Like all the other shabu places, you get your own pot with your choice of cooking broth and there are three types to choose from: traditional, spicy miso, and sukiyaki.
There is a variety of proteins to choose from and we decided to try an array of everything. Certified Angus Ribeye ($14/$18/$24) was of very good quality and I like my meats cooked no more than medium. The best way to do this is to wait for your broth to come to a rolling boil, then swish your meat in there about four to five times, lift it up, dip into sauce, and enjoy!
For a few bucks extra, the Prime Marbled Rib Eye ($16/$20/$26) is even better than the ribeye with even marbling throughout. The same goes with this meat, a quick dip into the water, dip and eat.
Or, if you prefer seafood, I particularly enjoyed the Brown Mexican Shrimp & Jumbo Scallops ($16/$26). Don’t cook the scallops too long as these are so fresh you can practically eat them raw. You don’t want to ruin them by overcooking them.
There are two sauces which come with the meal, a goma (sesame) and ponzu (citrus soy), which you can add the different condiments to, including garlic, grated daikon, and scallions.
If you prefer poultry, Jidori Free Range Organic Chicken ($14/$16/$22), is available…..
….. or Kurobota Pork Shoulder ($14/$16/$22) as another alternate.
I’m usually not a fan of cooked salmon, but the Scottish Loch Durant Salmon ($16/$26/side dish portion pictured) served here is so tender (again, DO NOT overcook) that it melts in your mouth.

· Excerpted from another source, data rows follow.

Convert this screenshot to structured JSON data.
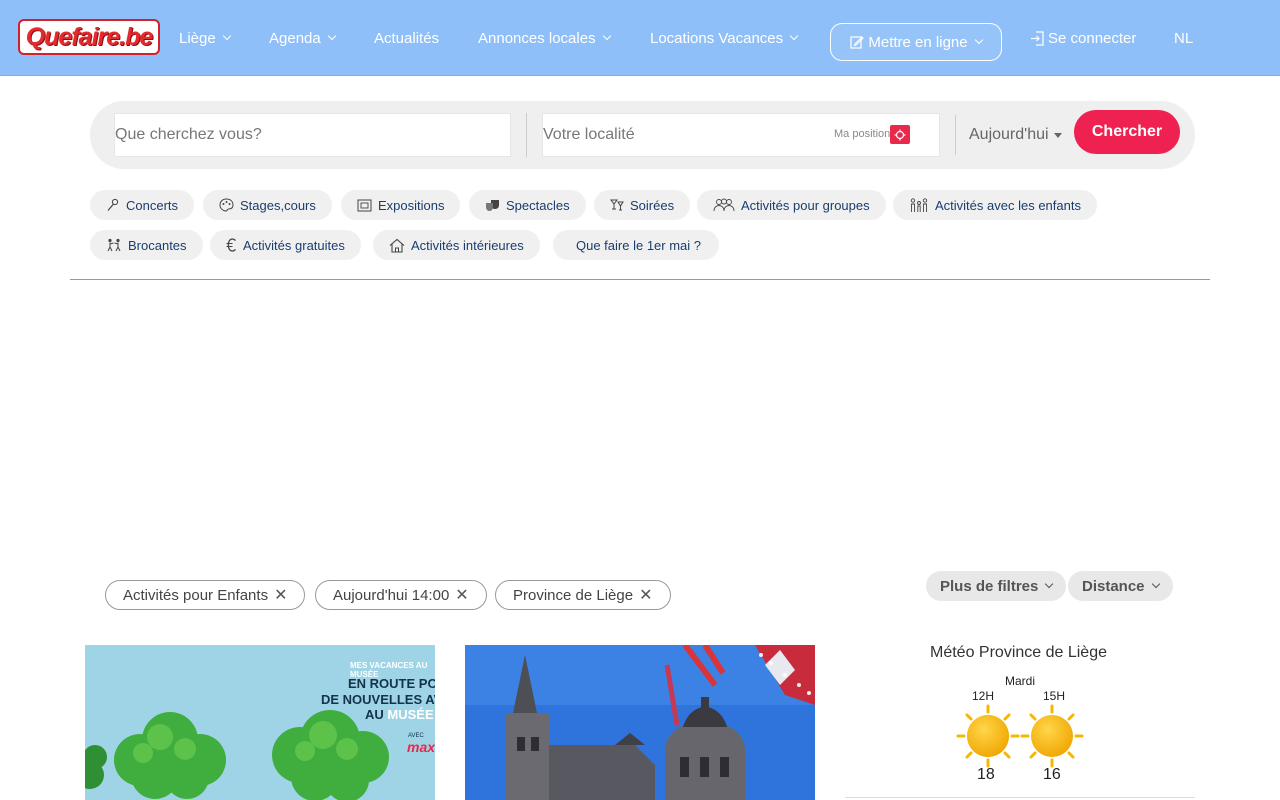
{
  "brand": {
    "logo_text": "Quefaire.be"
  },
  "nav": {
    "items": [
      {
        "label": "Liège",
        "dropdown": true
      },
      {
        "label": "Agenda",
        "dropdown": true
      },
      {
        "label": "Actualités",
        "dropdown": false
      },
      {
        "label": "Annonces locales",
        "dropdown": true
      },
      {
        "label": "Locations Vacances",
        "dropdown": true
      }
    ],
    "publish_label": "Mettre en ligne",
    "login_label": "Se connecter",
    "lang_label": "NL"
  },
  "search": {
    "what_placeholder": "Que cherchez vous?",
    "where_placeholder": "Votre localité",
    "my_position_label": "Ma position",
    "when_label": "Aujourd'hui",
    "submit_label": "Chercher"
  },
  "categories": [
    {
      "label": "Concerts",
      "icon": "microphone-icon"
    },
    {
      "label": "Stages,cours",
      "icon": "palette-icon"
    },
    {
      "label": "Expositions",
      "icon": "frame-icon"
    },
    {
      "label": "Spectacles",
      "icon": "theater-masks-icon"
    },
    {
      "label": "Soirées",
      "icon": "cocktail-icon"
    },
    {
      "label": "Activités pour groupes",
      "icon": "group-icon"
    },
    {
      "label": "Activités avec les enfants",
      "icon": "family-icon"
    },
    {
      "label": "Brocantes",
      "icon": "bargain-icon"
    },
    {
      "label": "Activités gratuites",
      "icon": "euro-icon"
    },
    {
      "label": "Activités intérieures",
      "icon": "house-icon"
    },
    {
      "label": "Que faire le 1er mai ?",
      "icon": ""
    }
  ],
  "active_filters": [
    {
      "label": "Activités pour Enfants"
    },
    {
      "label": "Aujourd'hui 14:00"
    },
    {
      "label": "Province de Liège"
    }
  ],
  "sort": {
    "more_filters_label": "Plus de filtres",
    "distance_label": "Distance"
  },
  "cards": [
    {
      "small_text": "MES VACANCES AU MUSÉE",
      "line1": "EN ROUTE POUR",
      "line2": "DE NOUVELLES AVENT",
      "line3_a": "AU ",
      "line3_b": "MUSÉE",
      "avec": "AVEC",
      "max": "max"
    },
    {}
  ],
  "weather": {
    "title": "Météo Province de Liège",
    "day": "Mardi",
    "slots": [
      {
        "hour": "12H",
        "temp": "18",
        "icon": "sun-icon"
      },
      {
        "hour": "15H",
        "temp": "16",
        "icon": "sun-icon"
      }
    ]
  },
  "colors": {
    "navbar": "#8fbff8",
    "accent": "#ef2150",
    "chip_text": "#1a3d6e"
  }
}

Your regular entree comes with a veggie plate comprising udon noodles, napa cabbage, carrots, broccoli, enoki mushrooms, shiitake mushrooms, onions, tofu, spinach and bok choy.

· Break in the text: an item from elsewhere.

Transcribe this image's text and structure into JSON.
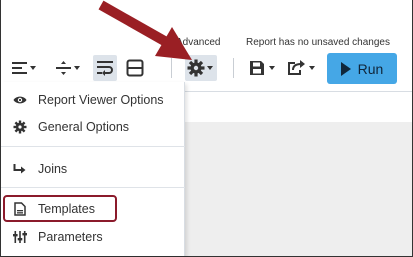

After your initial entree, you can order the proteins as a side — if you need to — and trust me when I say this, they are very generous portions. A bowl of white or brown rice accompanies and at the end, with the remaining broth, I like to make a porridge with the rice — I’m not a fan of udon noodles.
If you still have room, try Kakigori ($7) — shaved ice with red bean, condensed milk, syrup and fruit cocktail. It reminds me of Filipino halo halo and is a refreshing finish.